Dr Yin's study utilized mice with a hereditary liver disease (tyrosinemia type I)
caused by a genetic mutation. He was able to demonstrate that CRISPR cas9 mediated correction of a genetic mutation in live mammals was truly possible, and has the potential for correction of human genetic diseases like CF.  As seen in the video, gene editing is a complex process. In this study, Dr. Yin combined lipid (fat) nanoparticle mediated delivery of Cas9 mRNA (messenger RNA) with adeno-associated viruses, and a repair template to induce gene repair in living mice. He was able to show that the mice exhibited short-term expression of the Cas9 nuclease by in vivo mRNA delivery, which provided efficienct on-target genome editing, and reduced off-target editing (altering the genome at unintended sites can obviously be problematic!). 

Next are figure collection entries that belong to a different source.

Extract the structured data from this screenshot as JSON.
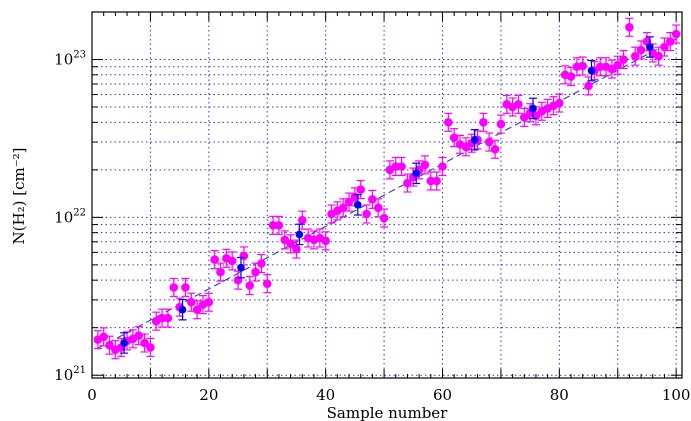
{
  "chart_data": {
    "type": "scatter",
    "title": "",
    "xlabel": "Sample number",
    "ylabel": "N(H₂)  [cm⁻²]",
    "xlim": [
      0,
      101
    ],
    "ylim": [
      9.6e+20,
      2e+23
    ],
    "y_scale": "log",
    "x_ticks": [
      0,
      20,
      40,
      60,
      80,
      100
    ],
    "y_tick_labels": [
      {
        "value": 1e+21,
        "base": "10",
        "exp": "21"
      },
      {
        "value": 1e+22,
        "base": "10",
        "exp": "22"
      },
      {
        "value": 1e+23,
        "base": "10",
        "exp": "23"
      }
    ],
    "grid": true,
    "colors": {
      "samples": "#ff00ff",
      "averages": "#0000ee",
      "fit": "#2222cc",
      "grid": "#3333dd"
    },
    "series": [
      {
        "marker": "circle",
        "color": "#ff00ff",
        "x": [
          1,
          2,
          3,
          4,
          5,
          6,
          7,
          8,
          9,
          10,
          11,
          12,
          13,
          14,
          15,
          16,
          17,
          18,
          19,
          20,
          21,
          22,
          23,
          24,
          25,
          26,
          27,
          28,
          29,
          30,
          31,
          32,
          33,
          34,
          35,
          36,
          37,
          38,
          39,
          40,
          41,
          42,
          43,
          44,
          45,
          46,
          47,
          48,
          49,
          50,
          51,
          52,
          53,
          54,
          55,
          56,
          57,
          58,
          59,
          60,
          61,
          62,
          63,
          64,
          65,
          66,
          67,
          68,
          69,
          70,
          71,
          72,
          73,
          74,
          75,
          76,
          77,
          78,
          79,
          80,
          81,
          82,
          83,
          84,
          85,
          86,
          87,
          88,
          89,
          90,
          91,
          92,
          93,
          94,
          95,
          96,
          97,
          98,
          99,
          100
        ],
        "y": [
          1.68e+21,
          1.75e+21,
          1.55e+21,
          1.45e+21,
          1.5e+21,
          1.65e+21,
          1.7e+21,
          1.78e+21,
          1.6e+21,
          1.5e+21,
          2.2e+21,
          2.3e+21,
          2.3e+21,
          3.6e+21,
          2.7e+21,
          3.6e+21,
          2.9e+21,
          2.6e+21,
          2.8e+21,
          2.9e+21,
          5.4e+21,
          4.5e+21,
          5.5e+21,
          5.3e+21,
          4e+21,
          5.7e+21,
          3.7e+21,
          4.5e+21,
          5.1e+21,
          3.8e+21,
          8.9e+21,
          8.9e+21,
          7.2e+21,
          6.8e+21,
          6.3e+21,
          9.6e+21,
          7.4e+21,
          7.2e+21,
          7.4e+21,
          7.1e+21,
          1.05e+22,
          1.1e+22,
          1.15e+22,
          1.25e+22,
          1.35e+22,
          1.5e+22,
          1.05e+22,
          1.3e+22,
          1.15e+22,
          9.9e+21,
          2e+22,
          2.1e+22,
          2.1e+22,
          1.65e+22,
          1.8e+22,
          2e+22,
          2.15e+22,
          1.7e+22,
          1.7e+22,
          2.1e+22,
          4e+22,
          3.2e+22,
          2.9e+22,
          2.8e+22,
          2.95e+22,
          3.1e+22,
          4e+22,
          3e+22,
          2.7e+22,
          3.9e+22,
          5.2e+22,
          5e+22,
          5.2e+22,
          4.3e+22,
          4.6e+22,
          4.4e+22,
          4.7e+22,
          4.9e+22,
          5.1e+22,
          5.3e+22,
          8e+22,
          7.8e+22,
          9e+22,
          9.1e+22,
          6.8e+22,
          8.5e+22,
          9e+22,
          9e+22,
          8.7e+22,
          9.2e+22,
          1e+23,
          1.6e+23,
          1.05e+23,
          1.15e+23,
          1.3e+23,
          1.1e+23,
          1.05e+23,
          1.2e+23,
          1.3e+23,
          1.45e+23
        ]
      },
      {
        "marker": "circle",
        "color": "#0000ee",
        "x": [
          5.5,
          15.5,
          25.5,
          35.5,
          45.5,
          55.5,
          65.5,
          75.5,
          85.5,
          95.5
        ],
        "y": [
          1.6e+21,
          2.6e+21,
          4.8e+21,
          7.8e+21,
          1.2e+22,
          1.9e+22,
          3.1e+22,
          4.9e+22,
          8.5e+22,
          1.2e+23
        ]
      },
      {
        "type": "line",
        "style": "dashed",
        "color": "#2222cc",
        "x": [
          1,
          100
        ],
        "y": [
          1.48e+21,
          1.35e+23
        ]
      }
    ]
  }
}
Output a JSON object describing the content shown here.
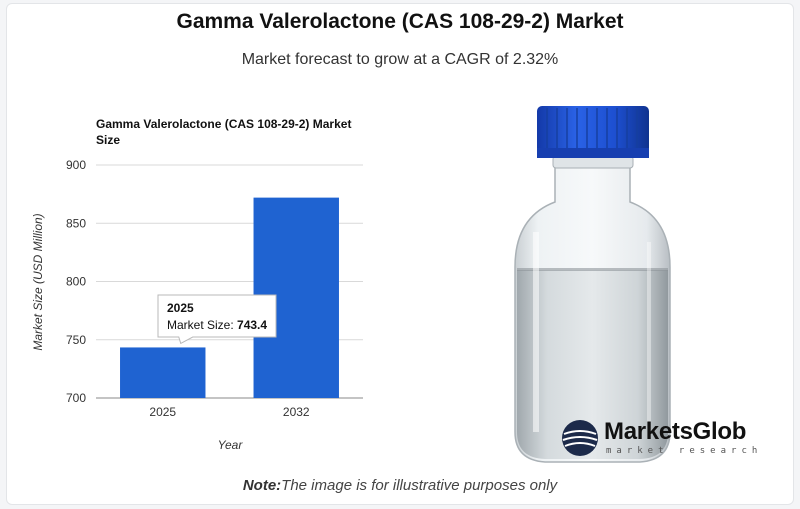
{
  "header": {
    "title": "Gamma Valerolactone (CAS 108-29-2) Market",
    "subtitle": "Market forecast to grow at a CAGR of 2.32%"
  },
  "chart_data": {
    "type": "bar",
    "title_lines": [
      "Gamma Valerolactone (CAS 108-29-2) Market",
      "Size"
    ],
    "categories": [
      "2025",
      "2032"
    ],
    "values": [
      743.4,
      872
    ],
    "xlabel": "Year",
    "ylabel": "Market Size (USD Million)",
    "ylim": [
      700,
      900
    ],
    "yticks": [
      700,
      750,
      800,
      850,
      900
    ],
    "grid": true,
    "bar_color": "#1f63d1",
    "tooltip": {
      "category": "2025",
      "label": "Market Size:",
      "value": "743.4"
    }
  },
  "image": {
    "brand_name": "MarketsGlob",
    "brand_tagline": "market research",
    "cap_color": "#1d4fd0"
  },
  "footer": {
    "note_label": "Note:",
    "note_text": "The image is for illustrative purposes only"
  }
}
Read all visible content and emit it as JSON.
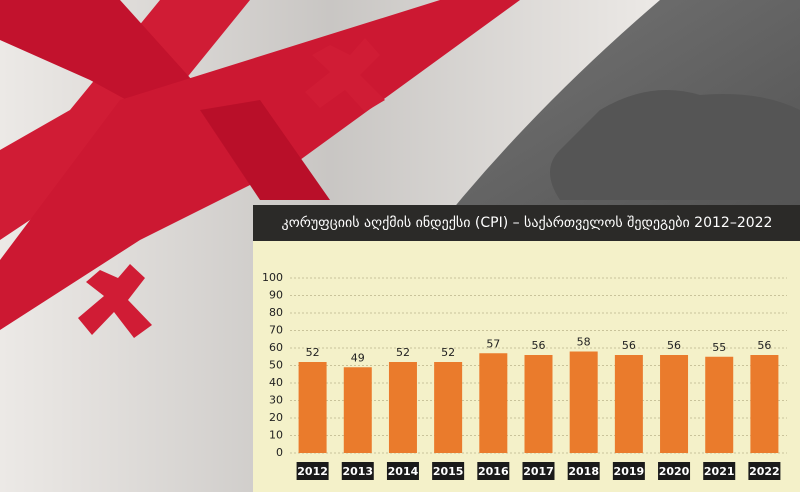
{
  "chart_data": {
    "type": "bar",
    "title": "კორუფციის აღქმის ინდექსი (CPI) – საქართველოს შედეგები 2012–2022",
    "categories": [
      "2012",
      "2013",
      "2014",
      "2015",
      "2016",
      "2017",
      "2018",
      "2019",
      "2020",
      "2021",
      "2022"
    ],
    "values": [
      52,
      49,
      52,
      52,
      57,
      56,
      58,
      56,
      56,
      55,
      56
    ],
    "color": "#ea7b2c",
    "ylim": [
      0,
      100
    ],
    "yticks": [
      0,
      10,
      20,
      30,
      40,
      50,
      60,
      70,
      80,
      90,
      100
    ],
    "grid": true
  }
}
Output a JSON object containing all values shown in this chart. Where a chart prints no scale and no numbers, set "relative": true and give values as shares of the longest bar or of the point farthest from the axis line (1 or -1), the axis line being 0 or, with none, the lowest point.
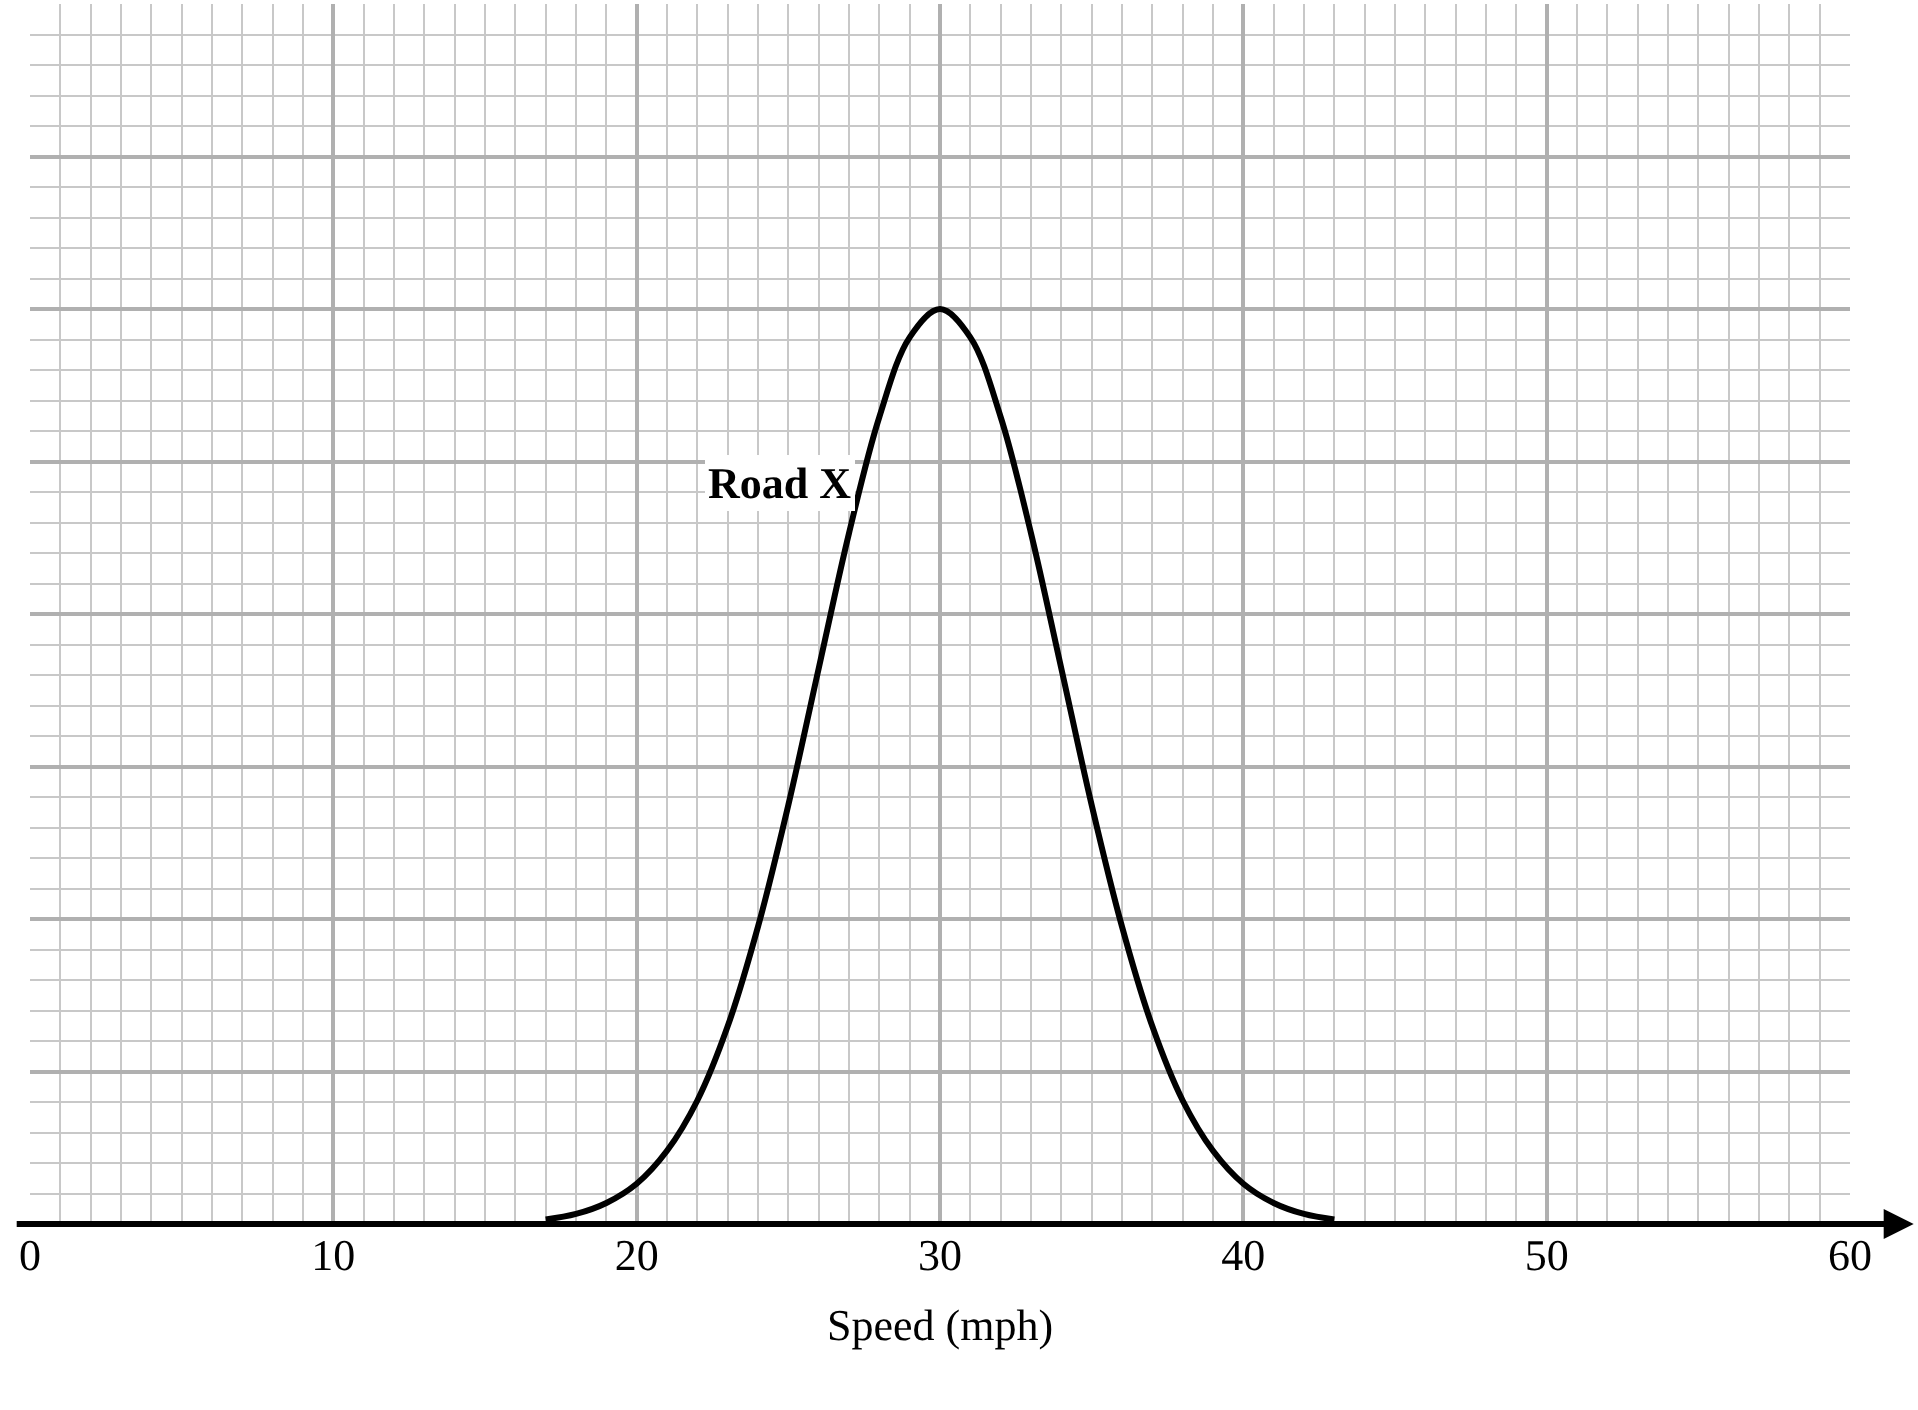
{
  "chart_data": {
    "type": "line",
    "relative": true,
    "xlabel": "Speed (mph)",
    "x": [
      17,
      18,
      19,
      20,
      21,
      22,
      23,
      24,
      25,
      26,
      27,
      28,
      29,
      30,
      31,
      32,
      33,
      34,
      35,
      36,
      37,
      38,
      39,
      40,
      41,
      42,
      43
    ],
    "xlim": [
      0,
      60
    ],
    "xticks": [
      0,
      10,
      20,
      30,
      40,
      50,
      60
    ],
    "grid": true,
    "marker": "none",
    "line_style": "solid",
    "series": [
      {
        "name": "Road X",
        "color": "#000000",
        "values": [
          0.005,
          0.011,
          0.023,
          0.044,
          0.08,
          0.135,
          0.216,
          0.325,
          0.458,
          0.607,
          0.755,
          0.882,
          0.969,
          1,
          0.969,
          0.882,
          0.755,
          0.607,
          0.458,
          0.325,
          0.216,
          0.135,
          0.08,
          0.044,
          0.023,
          0.011,
          0.005
        ]
      }
    ]
  }
}
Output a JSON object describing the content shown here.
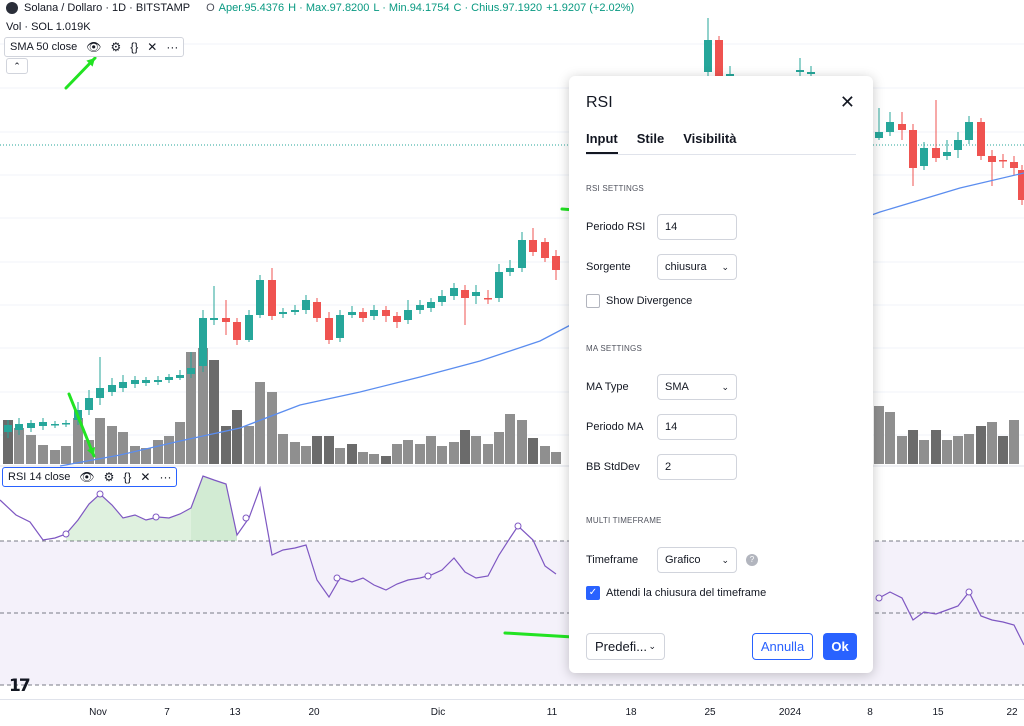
{
  "header": {
    "symbol": "Solana / Dollaro · 1D · BITSTAMP",
    "o_label": "O",
    "open": "Aper.95.4376",
    "high": "H · Max.97.8200",
    "low": "L · Min.94.1754",
    "close": "C · Chius.97.1920",
    "change": "+1.9207 (+2.02%)",
    "volume": "Vol · SOL  1.019K"
  },
  "sma_indicator": {
    "label": "SMA 50 close"
  },
  "rsi_indicator": {
    "label": "RSI 14 close"
  },
  "x_axis": [
    "Nov",
    "7",
    "13",
    "20",
    "Dic",
    "11",
    "18",
    "25",
    "2024",
    "8",
    "15",
    "22"
  ],
  "logo": "17",
  "colors": {
    "up": "#26a69a",
    "down": "#ef5350",
    "sma": "#5b8def",
    "rsi": "#7e57c2",
    "accent": "#2962ff",
    "arrow": "#22e322"
  },
  "dialog": {
    "title": "RSI",
    "tabs": [
      "Input",
      "Stile",
      "Visibilità"
    ],
    "rsi_settings": {
      "section": "RSI SETTINGS",
      "period_label": "Periodo RSI",
      "period_value": "14",
      "source_label": "Sorgente",
      "source_value": "chiusura",
      "divergence_label": "Show Divergence"
    },
    "ma_settings": {
      "section": "MA SETTINGS",
      "type_label": "MA Type",
      "type_value": "SMA",
      "period_label": "Periodo MA",
      "period_value": "14",
      "bb_label": "BB StdDev",
      "bb_value": "2"
    },
    "multi_tf": {
      "section": "MULTI TIMEFRAME",
      "tf_label": "Timeframe",
      "tf_value": "Grafico",
      "wait_label": "Attendi la chiusura del timeframe"
    },
    "footer": {
      "defaults": "Predefi...",
      "cancel": "Annulla",
      "ok": "Ok"
    }
  }
}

This proof-of-concept study is extremely exciting, but several challenges still remain. Two primary issues that investigators have always struggled with in regard to gene therapy strategies are the precision and specificity of targeting, and the method of delivery inside the nucleus of cells.

One method of getting information through the cell membrane to the inside of the cell is to use a modified virus to sort of "infect" cells with new information.  

It is profound that investigators have shown gene editing techniques may be successfully performed in living mammals, but there is still considerable progress to be made before we see these therapies in humans. At last year's NACFC, I also shared my excitement about development of these new gene therapy techniques. I'm really optimistic that progress will continue to accelerate in the coming year, and more exciting trials will be reported in 2017!